A LOURA

Onde será que ela está?

Morava na rua principal da cidade. Era uma casa verde e antiga com um portão de entrada do lado direito. Um portão de ferro retorcido em bordados que ficariam muito bonitos em uma cama de casal. Após a minúscula varanda havia uma porta de madeira em duas bandas. Ficava só uma delas aberta. Lá dentro tudo era escuro. Havia um ar de mistério misturado com a sensação de perigo. De lá de dentro do corredor daquela casa, surgia a moça velha que vista de costas parecia uma jovem. Cabelos loiros e já tingidos por causa dos brancos reveladores de suas mais ou menos seis décadas e alguns trocados. O penteado era o de Catherine Deneuve, o rosto, de Grace Kelly, o corpo, de Audrey Hepburn. Tudo gasto. Tudo passado ao ferro do tempo. Usava batom vermelho, e duas patacas redondas e melotadas de rouge. Era o nome do blush dos anos 40 e 50. Geralmente os vestidos da loira eram de cintura, a saia levemente rodada, em godê. Os sapatos, salto carrapeta, fechados, pretos. Tinha no pescoço um colar de pérolas descascadas e, nas orelhas, brincos com pedras de rubi falso. Não importava o horário, a figura estava sempre preparada para a noite. Os anéis brilhavam, talvez por causa do sol, ajudante dos que não têm jóias garantidas. As unhas pintadas de vermelho encobriam lodo de cozinha, restos de alimentos. Diziam que ela não tomava banho. Calada, caminhava suave com seus pezinhos mimosos. Voltava da padaria da esquina com uma sacola de leite e outra de pães. Entrava e sumia no corredor escuro. O cão pela coleira.
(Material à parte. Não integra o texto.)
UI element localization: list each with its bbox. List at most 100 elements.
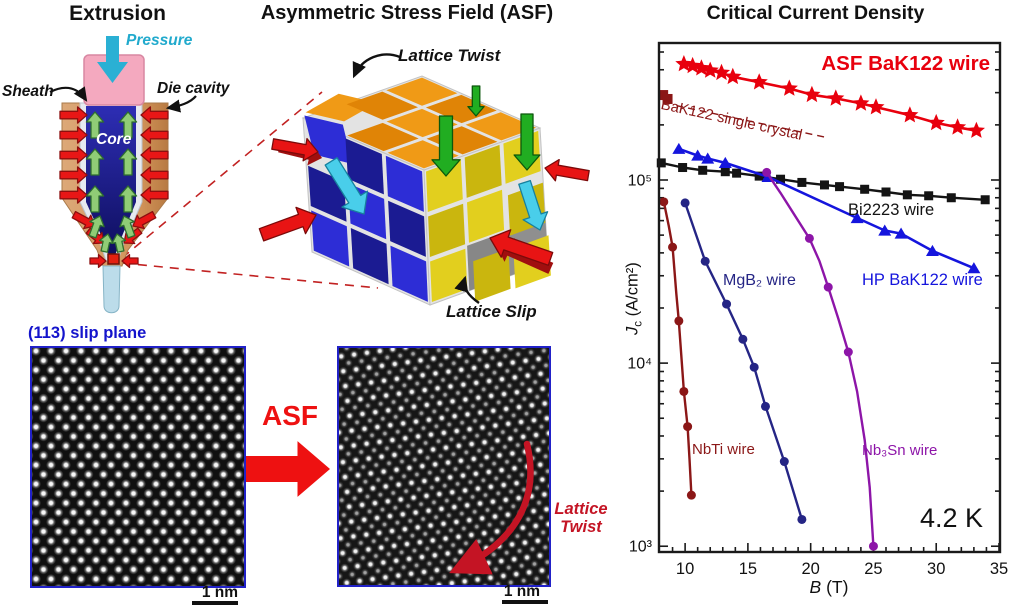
lattice-twist-label: Lattice Twist <box>398 46 501 65</box>
block-arrow-icon <box>140 146 169 164</box>
cube-tile <box>467 189 505 243</box>
block-arrow-icon <box>246 441 330 497</box>
extrusion-title: Extrusion <box>69 2 166 25</box>
jc-vs-b-chart: 10 15 20 25 30 35 10³ 10⁴ 10⁵ <box>627 41 1008 578</box>
series-label-nbti: NbTi wire <box>692 441 755 458</box>
asf-cube <box>301 75 551 306</box>
series-label-mgb2: MgB₂ wire <box>723 272 796 289</box>
cube-face-right <box>423 127 549 306</box>
cube-slip-gap <box>467 231 509 291</box>
core-label: Core <box>96 131 132 148</box>
cube-tile <box>386 108 458 138</box>
cube-tile <box>350 228 389 285</box>
lattice-slip-pointer-arrow <box>454 275 480 304</box>
tem-image-after-asf <box>337 346 551 587</box>
svg-text:30: 30 <box>927 560 945 578</box>
svg-text:10³: 10³ <box>629 539 653 556</box>
block-arrow-icon <box>118 185 138 213</box>
block-arrow-icon <box>431 115 461 177</box>
block-arrow-icon <box>489 229 554 266</box>
cube-tile <box>386 77 458 106</box>
plunger <box>83 54 145 106</box>
block-arrow-icon <box>59 126 88 144</box>
block-arrow-icon <box>85 227 105 245</box>
cube-tile <box>348 183 387 240</box>
extruded-wire-tube <box>102 265 121 314</box>
svg-text:20: 20 <box>801 560 819 578</box>
svg-text:10⁴: 10⁴ <box>627 356 652 373</box>
scalebar-left-label: 1 nm <box>201 584 238 601</box>
block-arrow-icon <box>118 148 138 176</box>
block-arrow-icon <box>140 166 169 184</box>
series-nb-sn-wire <box>762 167 878 551</box>
y-axis-label: Jc (A/cm²) <box>623 262 645 335</box>
cube-tile <box>390 245 428 302</box>
block-arrow-icon <box>98 233 114 253</box>
series-label-hp-bak122: HP BaK122 wire <box>862 271 983 289</box>
block-arrow-icon <box>140 106 169 124</box>
cube-tile <box>308 165 347 222</box>
tem-lattice-twist-line2: Twist <box>560 518 602 537</box>
axis-ticks <box>659 51 1000 552</box>
sheath-layer <box>79 102 143 262</box>
sheath-label: Sheath <box>2 83 54 100</box>
series-bak122-single-crystal <box>658 90 829 139</box>
svg-text:15: 15 <box>739 560 757 578</box>
slip-plane-label: (113) slip plane <box>28 324 147 342</box>
cube-face-left <box>302 117 431 306</box>
tick-labels: 10 15 20 25 30 35 10³ 10⁴ 10⁵ <box>627 173 1008 578</box>
cube-tile <box>347 122 419 152</box>
block-arrow-icon <box>324 157 369 215</box>
core-body <box>86 106 136 256</box>
block-arrow-icon <box>111 233 127 253</box>
lattice-twist-pointer-arrow <box>352 53 401 79</box>
lattice-slip-label: Lattice Slip <box>446 302 537 321</box>
block-arrow-icon <box>59 146 88 164</box>
asf-transform-label: ASF <box>262 400 318 431</box>
block-arrow-icon <box>140 186 169 204</box>
tem-lattice-twist-line1: Lattice <box>554 500 608 518</box>
cube-tile <box>430 248 468 302</box>
connector-line-top <box>121 91 323 259</box>
cube-tile <box>311 210 350 267</box>
series-asf-bak122-wire <box>675 55 985 138</box>
die-cavity-label: Die cavity <box>157 80 230 97</box>
extrusion-device <box>49 36 197 314</box>
cube-slip-gap <box>506 217 548 277</box>
series-hp-bak122-wire <box>672 142 981 274</box>
cube-tile <box>305 93 377 122</box>
twisted-cubie <box>304 93 377 164</box>
svg-text:10⁵: 10⁵ <box>628 173 652 190</box>
series-nbti-wire <box>659 197 696 500</box>
cube-tile <box>388 200 426 257</box>
cube-tile <box>385 155 424 212</box>
block-arrow-icon <box>513 113 541 171</box>
svg-text:10: 10 <box>676 560 694 578</box>
x-axis-label: B (T) <box>809 577 849 597</box>
cube-tile <box>345 138 384 195</box>
hot-spot-square <box>107 253 120 265</box>
block-arrow-icon <box>278 142 322 166</box>
pressure-label: Pressure <box>126 32 193 49</box>
cube-face-top <box>301 75 542 171</box>
cube-tile <box>503 130 541 184</box>
block-arrow-icon <box>59 166 88 184</box>
block-arrow-icon <box>119 215 136 239</box>
series-bi2223-wire <box>656 158 990 205</box>
cube-tile <box>425 94 497 124</box>
scalebar-left <box>192 601 238 605</box>
cube-tile <box>346 91 418 120</box>
block-arrow-icon <box>88 215 105 239</box>
sheath-pointer-arrow <box>49 86 88 102</box>
block-arrow-icon <box>59 106 88 124</box>
scalebar-right-label: 1 nm <box>503 583 540 600</box>
chart-title: Critical Current Density <box>706 2 925 24</box>
tem-lattice-twisted-pattern <box>339 348 549 585</box>
series-label-asf-bak122: ASF BaK122 wire <box>821 52 990 75</box>
block-arrow-icon <box>132 210 157 230</box>
asf-title: Asymmetric Stress Field (ASF) <box>260 2 554 24</box>
block-arrow-icon <box>258 206 317 242</box>
tem-image-before-asf <box>30 346 246 588</box>
pressure-arrow-icon <box>97 36 128 83</box>
block-arrow-icon <box>544 158 590 182</box>
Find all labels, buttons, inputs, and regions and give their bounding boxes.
Vivia só, aliás, com uns três ou quatro pastores alemães bonitos e bem tratados. Inclusive lavados. Todas as pessoas da rua a cumprimentavam e, ao mesmo tempo, perguntavam por que aquela exótica figura feminina não se casara. Dava para notar que havia sido uma bela mulher.

De lá de dentro da casa de meia porta sempre aberta surgia uma novidade, um homem loiro, alto, bonito. Era um norte-americano. Fumava como os artistas e tomava alguma bebida no bar da esquina contrária à da padaria.

O casamento aconteceu. Vestido branco, véu e grinalda. Estava linda! Um amor de filme envolvia aquele casal abraçadinho. O cão do lado. A rua ficou feliz. Todos se aquietaram. Veio a separação. A América recebia o seu filho de volta. A loura e seu animal foram felizes para sempre.